Living in Ghana Africa with Autism

Music therapy, going to the gym and teaching life skills is all part of the Autism center in Ghana, Africa. Participants of the Autism Awareness Care and Training (AACT) center used to go swimming, but were kicked out of numerous pools. The children can be hyper- or hypo-sensitive, to the point where a single touch may be too much for a child, or for others they may not be comfortable without enough something like a strong hug. Some experience difficulties with textures of food, so their diet may be very limited, and all of these things can create behavioral difficulties such as trouble with sound and/or lighting. It can be especially difficult for the children with autism to communicate about these difficulties, and so it is expressed in behavior. The country’s government does not financially support the center, which is one more great challenge for their work.

In Ghana, there is sometimes the cultural view that having a child with autism is a family curse. Worse still, the mother of an autism child can be viewed as a witch and shunned by her community.
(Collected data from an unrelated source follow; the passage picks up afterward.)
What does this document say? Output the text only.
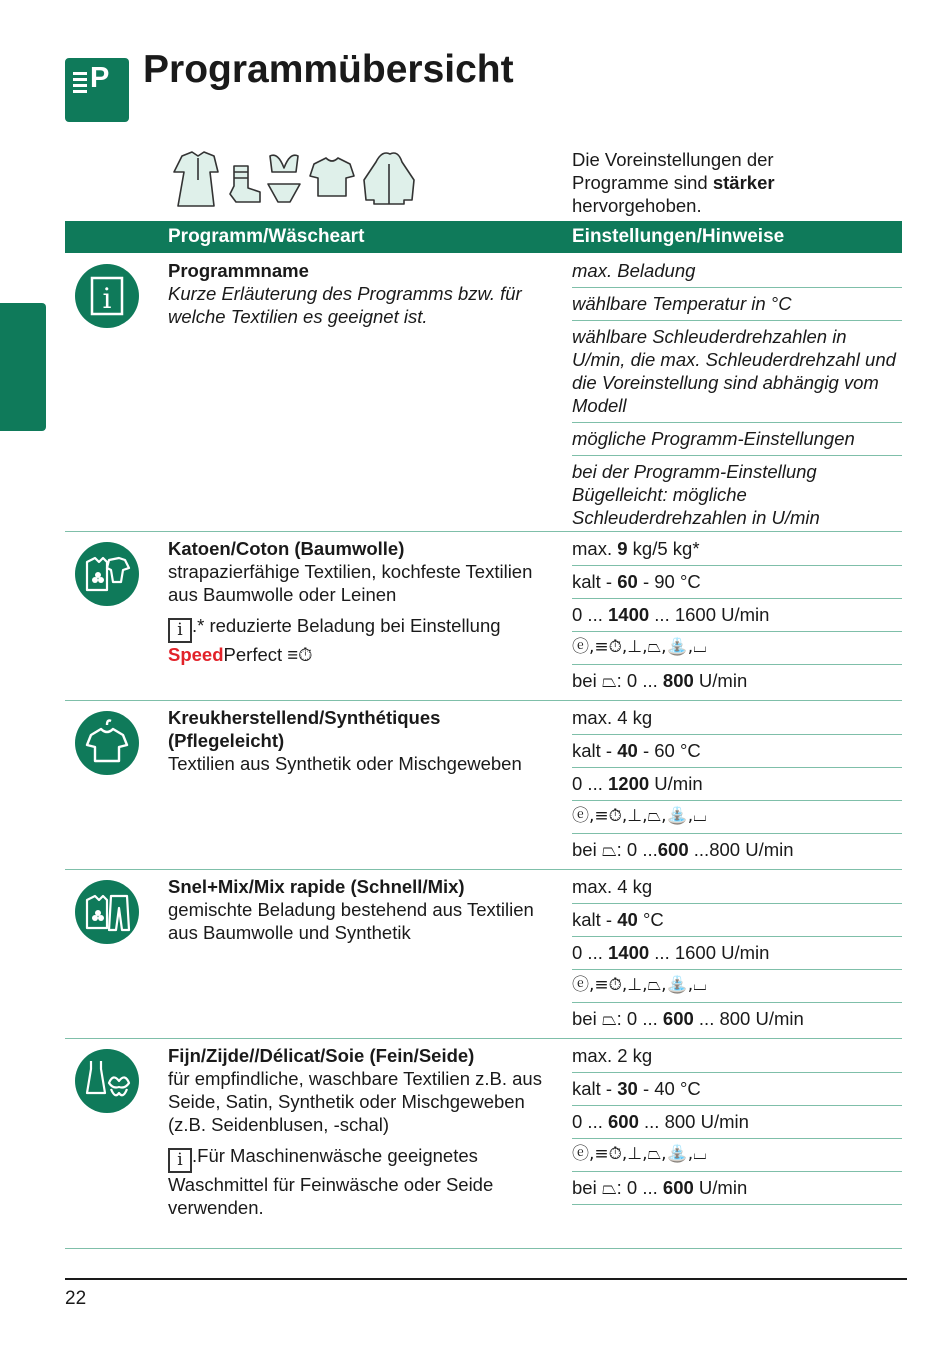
P Programmübersicht
Die Voreinstellungen der Programme sind stärker hervorgehoben.
Programm/Wäscheart	Einstellungen/Hinweise
i
Programmname
Kurze Erläuterung des Programms bzw. für welche Textilien es geeignet ist.
max. Beladung
wählbare Temperatur in °C
wählbare Schleuderdrehzahlen in U/min, die max. Schleuderdrehzahl und die Voreinstellung sind abhängig vom Modell
mögliche Programm-Einstellungen
bei der Programm-Einstellung Bügelleicht: mögliche Schleuderdrehzahlen in U/min
Katoen/Coton (Baumwolle)
strapazierfähige Textilien, kochfeste Textilien aus Baumwolle oder Leinen
i .* reduzierte Beladung bei Einstellung SpeedPerfect ≡⏱
max. 9 kg/5 kg*
kalt - 60 - 90 °C
0 ... 1400 ... 1600 U/min
ⓔ,≡⏱,⊥,⏢,⛲,⌴
bei ⏢: 0 ... 800 U/min
Kreukherstellend/Synthétiques (Pflegeleicht)
Textilien aus Synthetik oder Mischgeweben
max. 4 kg
kalt - 40 - 60 °C
0 ... 1200 U/min
ⓔ,≡⏱,⊥,⏢,⛲,⌴
bei ⏢: 0 ...600 ...800 U/min
Snel+Mix/Mix rapide (Schnell/Mix)
gemischte Beladung bestehend aus Textilien aus Baumwolle und Synthetik
max. 4 kg
kalt - 40 °C
0 ... 1400 ... 1600 U/min
ⓔ,≡⏱,⊥,⏢,⛲,⌴
bei ⏢: 0 ... 600 ... 800 U/min
Fijn/Zijde//Délicat/Soie (Fein/Seide)
für empfindliche, waschbare Textilien z.B. aus Seide, Satin, Synthetik oder Mischgeweben (z.B. Seidenblusen, -schal)
i .Für Maschinenwäsche geeignetes Waschmittel für Feinwäsche oder Seide verwenden.
max. 2 kg
kalt - 30 - 40 °C
0 ... 600 ... 800 U/min
ⓔ,≡⏱,⊥,⏢,⛲,⌴
bei ⏢: 0 ... 600 U/min
22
This can in part be compared to when in the United States parents of children with autism were once thought to be bad parents by experts of psychological establishment, like with “refrigerator moms“.

Serwah Quaynor is the founder and executive director of AACT. Ms. Quaynor is a mother of a child with autism. She once lived in the United States, but returned to Ghana in the late 1990’s with a commitment to help the children in there who have autism. She has her master’s degree in special education and speech pathology.